Par ailleurs, les assistants virtuels peuvent tenir les médecins à jour en leur fournissant de nouvelles informations provenant de différents articles, revues et pratiques cliniques pour des soins appropriés aux patients (3).
En somme, L’Internet des objets des soins de santé devient de plus en plus indispensable pour aider les humains à surveiller, gérer, détecter et prendre des mesures après avoir obtenu des informations du système informatique approprié, et réduire efficacement les dépenses de santé. Il fait évoluer les systèmes de santé des systèmes de santé conventionnels vers des systèmes de santé plus personnalisés, actuellement plusieurs pays développés utilisent l’IdOM pour la surveillance continue des signes vitaux des patients, ce qui permet de créer des alertes en cas d’évolution des conditions de santé et suggérer ainsi de prendre les précautions nécessaires en cas de besoin.
L’IdOM dans les soins de santé est un aspect prometteur de l’amélioration des technologies utilisées à présent et de la réduction des coûts dans tous les aspects de la santé (15). En raison de ses vastes capacités, notamment le suivi, l’identification, l’authentification et la collecte de données, la croissance exponentielle de l’IdO dans le secteur de la santé devrait passer de 72 milliards USD en 2020 à 188 milliards USD en 2025 (6).

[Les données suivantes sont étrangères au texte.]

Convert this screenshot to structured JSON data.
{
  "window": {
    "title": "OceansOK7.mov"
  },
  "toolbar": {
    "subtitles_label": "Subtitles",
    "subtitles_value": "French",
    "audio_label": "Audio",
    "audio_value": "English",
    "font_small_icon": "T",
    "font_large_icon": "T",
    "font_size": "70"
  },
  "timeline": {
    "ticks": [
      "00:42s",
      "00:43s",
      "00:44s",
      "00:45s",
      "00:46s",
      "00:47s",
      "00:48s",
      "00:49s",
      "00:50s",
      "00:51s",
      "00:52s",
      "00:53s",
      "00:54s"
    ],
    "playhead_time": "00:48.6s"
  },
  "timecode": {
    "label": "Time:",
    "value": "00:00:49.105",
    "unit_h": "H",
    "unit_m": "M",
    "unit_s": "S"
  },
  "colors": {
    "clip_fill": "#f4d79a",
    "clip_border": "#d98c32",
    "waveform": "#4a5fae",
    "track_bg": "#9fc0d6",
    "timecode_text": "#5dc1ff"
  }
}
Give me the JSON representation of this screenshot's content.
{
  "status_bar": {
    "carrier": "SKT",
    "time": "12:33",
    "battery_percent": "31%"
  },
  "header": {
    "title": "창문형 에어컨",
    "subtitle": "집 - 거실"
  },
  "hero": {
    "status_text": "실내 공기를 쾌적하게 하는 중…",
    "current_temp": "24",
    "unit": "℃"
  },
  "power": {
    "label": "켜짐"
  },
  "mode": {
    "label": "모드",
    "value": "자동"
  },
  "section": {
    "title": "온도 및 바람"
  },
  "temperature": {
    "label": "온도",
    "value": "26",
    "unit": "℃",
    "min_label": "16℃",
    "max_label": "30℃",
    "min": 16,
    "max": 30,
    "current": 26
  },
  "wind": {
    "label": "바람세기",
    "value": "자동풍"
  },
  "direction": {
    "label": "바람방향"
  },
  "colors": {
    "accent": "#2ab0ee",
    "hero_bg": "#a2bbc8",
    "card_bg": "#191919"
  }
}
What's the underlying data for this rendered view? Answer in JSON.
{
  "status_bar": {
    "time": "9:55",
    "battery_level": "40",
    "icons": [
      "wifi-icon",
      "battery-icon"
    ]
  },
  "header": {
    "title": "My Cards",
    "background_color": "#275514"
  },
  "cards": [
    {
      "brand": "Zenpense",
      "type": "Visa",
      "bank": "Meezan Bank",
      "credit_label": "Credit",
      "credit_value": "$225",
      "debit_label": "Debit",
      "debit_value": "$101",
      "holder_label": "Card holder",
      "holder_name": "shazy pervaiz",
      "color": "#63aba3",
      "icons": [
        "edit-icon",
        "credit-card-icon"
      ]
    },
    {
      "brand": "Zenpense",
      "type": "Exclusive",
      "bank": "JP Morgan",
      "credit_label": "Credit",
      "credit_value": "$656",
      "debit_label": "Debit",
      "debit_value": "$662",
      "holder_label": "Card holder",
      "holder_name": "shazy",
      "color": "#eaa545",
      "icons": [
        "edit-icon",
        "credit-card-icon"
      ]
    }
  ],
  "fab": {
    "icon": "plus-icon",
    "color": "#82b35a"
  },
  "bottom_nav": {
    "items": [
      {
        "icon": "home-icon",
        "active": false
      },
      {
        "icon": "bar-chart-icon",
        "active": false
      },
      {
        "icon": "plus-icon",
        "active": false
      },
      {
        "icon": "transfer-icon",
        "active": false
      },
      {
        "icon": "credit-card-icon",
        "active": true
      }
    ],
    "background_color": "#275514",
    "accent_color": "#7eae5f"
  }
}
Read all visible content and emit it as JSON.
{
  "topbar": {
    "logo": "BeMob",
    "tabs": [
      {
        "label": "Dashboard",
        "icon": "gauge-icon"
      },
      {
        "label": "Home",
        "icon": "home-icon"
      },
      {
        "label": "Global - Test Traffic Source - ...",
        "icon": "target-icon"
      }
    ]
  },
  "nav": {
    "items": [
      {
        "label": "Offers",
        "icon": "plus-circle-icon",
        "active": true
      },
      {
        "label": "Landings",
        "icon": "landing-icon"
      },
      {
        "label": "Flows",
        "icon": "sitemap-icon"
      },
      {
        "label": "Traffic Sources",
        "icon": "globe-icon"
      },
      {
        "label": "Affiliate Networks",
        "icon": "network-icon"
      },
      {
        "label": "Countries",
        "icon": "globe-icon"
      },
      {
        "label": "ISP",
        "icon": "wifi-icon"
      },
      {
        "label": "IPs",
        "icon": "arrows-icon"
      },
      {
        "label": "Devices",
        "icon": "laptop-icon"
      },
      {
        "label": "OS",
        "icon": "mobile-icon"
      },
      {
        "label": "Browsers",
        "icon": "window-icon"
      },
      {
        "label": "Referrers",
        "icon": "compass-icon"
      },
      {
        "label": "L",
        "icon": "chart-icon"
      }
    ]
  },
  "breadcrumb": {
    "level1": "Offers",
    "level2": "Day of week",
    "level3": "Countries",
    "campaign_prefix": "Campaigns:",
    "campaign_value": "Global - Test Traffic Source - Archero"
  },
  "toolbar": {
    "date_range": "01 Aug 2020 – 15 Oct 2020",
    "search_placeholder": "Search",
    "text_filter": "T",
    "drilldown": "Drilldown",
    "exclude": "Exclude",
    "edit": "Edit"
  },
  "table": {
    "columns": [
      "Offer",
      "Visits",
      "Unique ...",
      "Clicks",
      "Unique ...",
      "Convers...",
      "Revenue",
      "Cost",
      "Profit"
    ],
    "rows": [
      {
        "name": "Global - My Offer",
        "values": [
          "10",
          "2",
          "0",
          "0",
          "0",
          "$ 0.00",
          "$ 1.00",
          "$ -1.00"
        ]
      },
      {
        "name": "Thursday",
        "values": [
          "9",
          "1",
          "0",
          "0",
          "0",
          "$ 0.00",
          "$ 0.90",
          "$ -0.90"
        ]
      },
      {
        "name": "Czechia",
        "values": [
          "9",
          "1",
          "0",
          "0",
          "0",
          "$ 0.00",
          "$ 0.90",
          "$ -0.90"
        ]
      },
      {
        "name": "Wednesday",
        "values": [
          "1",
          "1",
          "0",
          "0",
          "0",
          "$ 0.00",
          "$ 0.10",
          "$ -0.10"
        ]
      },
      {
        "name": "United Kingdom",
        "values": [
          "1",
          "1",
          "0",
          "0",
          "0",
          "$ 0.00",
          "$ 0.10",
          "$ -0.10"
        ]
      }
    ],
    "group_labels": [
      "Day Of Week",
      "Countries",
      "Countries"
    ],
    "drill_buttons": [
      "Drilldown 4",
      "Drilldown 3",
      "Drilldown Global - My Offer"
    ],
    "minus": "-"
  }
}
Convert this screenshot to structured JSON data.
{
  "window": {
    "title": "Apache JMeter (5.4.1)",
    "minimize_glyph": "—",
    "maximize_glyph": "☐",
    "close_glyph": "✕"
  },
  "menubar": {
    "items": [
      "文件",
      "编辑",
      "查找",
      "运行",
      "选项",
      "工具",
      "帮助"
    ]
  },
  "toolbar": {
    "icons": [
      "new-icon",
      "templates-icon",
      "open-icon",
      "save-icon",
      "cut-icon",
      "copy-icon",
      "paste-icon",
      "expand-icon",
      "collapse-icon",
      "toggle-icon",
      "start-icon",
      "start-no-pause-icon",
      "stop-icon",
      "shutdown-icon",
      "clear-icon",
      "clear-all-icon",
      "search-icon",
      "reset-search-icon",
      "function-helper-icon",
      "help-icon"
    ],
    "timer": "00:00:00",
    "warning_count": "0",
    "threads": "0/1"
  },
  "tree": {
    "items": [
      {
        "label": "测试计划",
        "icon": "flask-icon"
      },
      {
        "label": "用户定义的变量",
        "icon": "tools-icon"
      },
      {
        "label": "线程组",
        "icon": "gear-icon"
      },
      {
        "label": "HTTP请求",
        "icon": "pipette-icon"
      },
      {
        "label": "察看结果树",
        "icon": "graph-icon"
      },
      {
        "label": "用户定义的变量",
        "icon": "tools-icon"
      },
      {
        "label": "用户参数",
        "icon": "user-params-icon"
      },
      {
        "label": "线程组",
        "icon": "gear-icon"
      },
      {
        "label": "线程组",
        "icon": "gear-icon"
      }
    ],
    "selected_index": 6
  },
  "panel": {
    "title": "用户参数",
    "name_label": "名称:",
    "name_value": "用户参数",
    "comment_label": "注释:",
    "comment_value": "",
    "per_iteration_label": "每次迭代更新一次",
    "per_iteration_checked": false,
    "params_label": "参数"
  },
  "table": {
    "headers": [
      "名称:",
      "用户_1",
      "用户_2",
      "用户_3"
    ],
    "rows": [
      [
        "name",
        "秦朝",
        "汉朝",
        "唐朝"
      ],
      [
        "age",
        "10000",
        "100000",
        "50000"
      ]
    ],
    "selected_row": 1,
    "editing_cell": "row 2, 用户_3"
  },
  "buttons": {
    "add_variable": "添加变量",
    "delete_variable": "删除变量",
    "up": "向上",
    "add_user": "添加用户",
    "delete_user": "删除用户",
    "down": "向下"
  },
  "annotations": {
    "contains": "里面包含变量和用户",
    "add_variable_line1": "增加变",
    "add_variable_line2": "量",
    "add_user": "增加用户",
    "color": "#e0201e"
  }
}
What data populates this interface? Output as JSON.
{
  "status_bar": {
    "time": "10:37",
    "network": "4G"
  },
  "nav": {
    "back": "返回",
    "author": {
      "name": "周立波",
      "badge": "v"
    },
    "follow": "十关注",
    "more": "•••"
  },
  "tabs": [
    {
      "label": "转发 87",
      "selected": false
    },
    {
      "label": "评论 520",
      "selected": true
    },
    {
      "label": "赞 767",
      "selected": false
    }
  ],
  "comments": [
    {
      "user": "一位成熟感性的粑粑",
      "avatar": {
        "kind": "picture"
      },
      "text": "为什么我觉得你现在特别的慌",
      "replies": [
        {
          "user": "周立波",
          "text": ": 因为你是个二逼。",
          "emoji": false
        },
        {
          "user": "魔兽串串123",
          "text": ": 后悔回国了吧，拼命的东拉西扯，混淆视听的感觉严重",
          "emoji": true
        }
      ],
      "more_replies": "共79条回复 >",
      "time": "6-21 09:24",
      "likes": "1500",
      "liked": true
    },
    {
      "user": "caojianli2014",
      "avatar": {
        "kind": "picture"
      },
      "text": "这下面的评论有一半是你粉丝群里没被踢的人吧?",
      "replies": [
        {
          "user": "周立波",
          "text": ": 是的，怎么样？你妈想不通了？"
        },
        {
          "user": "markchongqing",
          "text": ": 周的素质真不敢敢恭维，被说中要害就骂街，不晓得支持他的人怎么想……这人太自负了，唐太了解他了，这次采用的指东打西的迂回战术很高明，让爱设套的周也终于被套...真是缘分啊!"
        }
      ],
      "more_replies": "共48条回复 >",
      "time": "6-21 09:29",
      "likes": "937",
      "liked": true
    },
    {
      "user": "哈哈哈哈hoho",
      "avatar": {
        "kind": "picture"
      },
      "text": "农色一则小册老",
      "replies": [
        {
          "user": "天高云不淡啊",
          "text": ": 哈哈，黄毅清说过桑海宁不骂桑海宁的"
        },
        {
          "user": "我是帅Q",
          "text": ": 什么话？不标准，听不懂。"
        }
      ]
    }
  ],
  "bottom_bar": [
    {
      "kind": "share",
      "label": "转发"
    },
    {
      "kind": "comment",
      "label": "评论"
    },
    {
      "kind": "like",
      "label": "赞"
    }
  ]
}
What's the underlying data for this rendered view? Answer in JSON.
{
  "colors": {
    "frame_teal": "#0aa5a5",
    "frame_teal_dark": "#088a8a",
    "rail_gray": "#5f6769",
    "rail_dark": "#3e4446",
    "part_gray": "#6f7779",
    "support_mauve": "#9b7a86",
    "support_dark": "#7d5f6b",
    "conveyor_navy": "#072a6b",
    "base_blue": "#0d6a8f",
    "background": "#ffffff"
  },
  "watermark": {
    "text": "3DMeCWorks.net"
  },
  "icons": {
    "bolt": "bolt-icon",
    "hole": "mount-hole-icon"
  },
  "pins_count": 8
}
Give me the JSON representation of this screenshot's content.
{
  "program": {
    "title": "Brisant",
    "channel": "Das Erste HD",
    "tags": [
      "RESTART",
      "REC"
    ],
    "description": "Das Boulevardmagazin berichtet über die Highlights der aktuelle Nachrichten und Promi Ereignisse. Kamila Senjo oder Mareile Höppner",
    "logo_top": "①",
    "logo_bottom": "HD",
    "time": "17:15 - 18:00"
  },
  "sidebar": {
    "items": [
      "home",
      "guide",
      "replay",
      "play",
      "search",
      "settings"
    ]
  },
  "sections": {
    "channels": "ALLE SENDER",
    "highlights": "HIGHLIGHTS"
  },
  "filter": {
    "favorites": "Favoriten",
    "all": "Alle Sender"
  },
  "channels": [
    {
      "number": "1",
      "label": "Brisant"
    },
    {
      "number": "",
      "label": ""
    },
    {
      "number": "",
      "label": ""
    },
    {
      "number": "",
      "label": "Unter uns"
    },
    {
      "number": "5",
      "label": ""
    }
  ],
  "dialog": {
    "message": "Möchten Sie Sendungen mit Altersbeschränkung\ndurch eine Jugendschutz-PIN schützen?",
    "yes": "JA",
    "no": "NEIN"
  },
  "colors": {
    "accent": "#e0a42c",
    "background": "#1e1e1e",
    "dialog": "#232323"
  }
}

[1] Les systèmes embarqués : les capteurs et les actionneurs font l’interface entre le monde physique et le monde numérique avec lesquels ils interagissent. Ils sont environnés par des systèmes électroniques embarqués qui leur confèrent des fonctionnalités. On parle de « systèmes embarqués » quand il s’agit de l’association de matériel électronique, le hardware, piloté par un programme informatique, le software, le tout constituant un ensemble autonome
[2] En informatique, le terme intelligence artificielle (IA) fait référence à toute intelligence de type humain présentée par un ordinateur, un robot ou une autre machine. Dans l’usage courant, l’intelligence artificielle fait référence à la capacité d’un ordinateur ou d’une machine à imiter les capacités de l’esprit humain – apprendre des exemples et de l’expérience, reconnaître les objets, comprendre et répondre au langage, prendre des décisions, résoudre des problèmes – et les combiner et d’autres capacités à exécuter des fonctions qu’un être humain pourrait exécuter, telles que saluer un client de l’hôtel ou conduire une voiture. https://www.ibm.com/cloud/learn/what-is-artificial-intelligence
[3] L’apprentissage automatique (Machine Learning) est un sous-ensemble d’application d’IA qui apprend par lui-même. Il se reprogramme en fait, à mesure qu’il digère plus de données, pour effectuer la tâche spécifique pour laquelle il est conçu avec une précision de plus en plus grande.
[4] L’apprentissage en profondeur (Deep Learning) est un sous-ensemble d’application d’apprentissage automatique qui apprend à exécuter une tâche spécifique avec une précision de plus en plus grande, sans intervention humaine. https://www.ibm.com/cloud/learn/what-is-artificial-intelligence#toc-artificial-FJCUhzmG
[5] La télémédecine est une forme de pratique médicale à distance utilisant les technologies de l’information et de la communication pour mettre en relation des patients ou des professionnels de la santé. Futura Santé
[6] La « blockchain » est un domaine technologique utilisé pour construire des systèmes décentralisés qui augmentent la vérifiabilité des données partagées entre un groupe de participants qui n’ont pas nécessairement une relation préexistante (M. Sistia & al, (2020) Blockchain, Digital Identity, and Health Records : Considerations for vulnerable populations in California, CITRIS Banatao Institute).